Two recent cases focus on a form of vertical price fixing called resale price maintenance (“RPM”). RPM is a system whereby the manufacturer of goods (or the provider of services) stipulates the minimum price at which a distributor can resell the goods (or services). The harm to consumers is obviously that the distributor cannot discount on certain products. This practice has come under increasing focus recently as so many goods are resold over the internet.

The CMA fined fridge supplier ITW Limited £2,298,820 for RPM on 24 May 2016.

They also fined bathroom fittings supplier Ultra Finishing Limited £786,668 on 10 May 2016.

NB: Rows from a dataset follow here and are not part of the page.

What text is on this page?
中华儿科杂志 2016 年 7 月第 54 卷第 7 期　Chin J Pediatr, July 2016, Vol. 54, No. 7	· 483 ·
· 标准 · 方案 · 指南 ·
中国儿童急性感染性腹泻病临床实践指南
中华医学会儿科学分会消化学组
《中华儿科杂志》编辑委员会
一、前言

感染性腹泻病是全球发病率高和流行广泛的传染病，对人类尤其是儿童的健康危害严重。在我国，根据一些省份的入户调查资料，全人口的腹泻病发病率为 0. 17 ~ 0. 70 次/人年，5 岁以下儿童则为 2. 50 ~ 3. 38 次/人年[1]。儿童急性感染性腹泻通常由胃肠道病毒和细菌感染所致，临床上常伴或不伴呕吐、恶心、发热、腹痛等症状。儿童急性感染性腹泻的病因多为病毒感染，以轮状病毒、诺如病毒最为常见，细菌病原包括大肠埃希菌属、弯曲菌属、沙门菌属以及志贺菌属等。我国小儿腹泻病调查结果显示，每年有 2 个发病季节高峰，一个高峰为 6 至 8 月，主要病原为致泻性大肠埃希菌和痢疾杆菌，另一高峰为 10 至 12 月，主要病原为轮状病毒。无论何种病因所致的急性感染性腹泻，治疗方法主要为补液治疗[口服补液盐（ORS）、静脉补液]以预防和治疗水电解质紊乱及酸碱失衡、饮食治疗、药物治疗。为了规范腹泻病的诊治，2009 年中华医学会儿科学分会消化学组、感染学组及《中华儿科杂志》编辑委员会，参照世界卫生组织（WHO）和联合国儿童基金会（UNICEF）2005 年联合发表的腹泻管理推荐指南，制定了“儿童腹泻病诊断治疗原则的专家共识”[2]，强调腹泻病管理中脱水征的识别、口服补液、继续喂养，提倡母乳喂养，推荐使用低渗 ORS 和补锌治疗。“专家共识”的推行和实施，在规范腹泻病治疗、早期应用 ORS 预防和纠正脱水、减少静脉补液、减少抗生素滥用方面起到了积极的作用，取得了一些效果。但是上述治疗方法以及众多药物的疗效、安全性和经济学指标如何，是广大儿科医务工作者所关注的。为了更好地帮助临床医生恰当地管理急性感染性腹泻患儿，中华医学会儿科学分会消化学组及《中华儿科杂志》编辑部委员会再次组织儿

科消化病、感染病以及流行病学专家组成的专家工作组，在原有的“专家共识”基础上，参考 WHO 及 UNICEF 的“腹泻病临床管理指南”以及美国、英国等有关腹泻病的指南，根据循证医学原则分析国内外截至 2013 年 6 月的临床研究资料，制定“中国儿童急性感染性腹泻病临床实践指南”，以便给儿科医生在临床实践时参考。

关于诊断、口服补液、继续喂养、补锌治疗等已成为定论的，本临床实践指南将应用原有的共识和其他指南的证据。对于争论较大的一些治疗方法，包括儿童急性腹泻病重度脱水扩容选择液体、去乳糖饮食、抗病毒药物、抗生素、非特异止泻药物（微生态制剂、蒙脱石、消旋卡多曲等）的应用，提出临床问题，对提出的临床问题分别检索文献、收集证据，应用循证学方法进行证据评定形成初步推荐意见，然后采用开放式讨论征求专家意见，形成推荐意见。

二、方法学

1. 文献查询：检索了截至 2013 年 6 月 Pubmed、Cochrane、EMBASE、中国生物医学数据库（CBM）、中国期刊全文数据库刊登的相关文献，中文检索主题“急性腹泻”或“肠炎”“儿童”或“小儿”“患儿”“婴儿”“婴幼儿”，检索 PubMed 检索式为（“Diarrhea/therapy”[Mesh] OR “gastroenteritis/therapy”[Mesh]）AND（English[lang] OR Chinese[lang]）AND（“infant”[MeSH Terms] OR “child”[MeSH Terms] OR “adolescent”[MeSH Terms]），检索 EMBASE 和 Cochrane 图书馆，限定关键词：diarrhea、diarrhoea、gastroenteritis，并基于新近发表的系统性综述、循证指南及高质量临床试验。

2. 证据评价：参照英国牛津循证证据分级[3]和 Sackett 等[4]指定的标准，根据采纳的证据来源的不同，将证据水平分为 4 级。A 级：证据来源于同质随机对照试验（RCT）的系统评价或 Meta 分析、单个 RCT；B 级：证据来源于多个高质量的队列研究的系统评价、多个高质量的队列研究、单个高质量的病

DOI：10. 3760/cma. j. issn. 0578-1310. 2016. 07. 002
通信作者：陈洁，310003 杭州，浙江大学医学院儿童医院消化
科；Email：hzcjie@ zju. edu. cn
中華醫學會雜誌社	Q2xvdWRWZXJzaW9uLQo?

We blogged previously on the statement of objections issued by the CMA in these cases in February. Both cases related to restrictions on the resale of goods online. Companies will now need to tread very carefully ensuring they do no more than simply recommend resale prices to their distributors. If the ultimate control of downstream pricing is a serious need for some companies, they will need to go down the route of having agency agreements, although that brings in turn the prospect of compensation on termination of agency arrangements.

The CMA has been clear that minimum recommended prices accompanied by threats of delayed supply or other sanctions will amount to unlawful RPM.

The CMA has also issued a Statement of Objections to suppliers of galvanised steel tanks. This appears to relate to the less than full disclosure to the CMA at the time of their initial investigation into this sector.

Hence it has never been more important for companies to update their compliance programmes to ensure no price fixing provisions have slipped their way into their current commercial arrangements.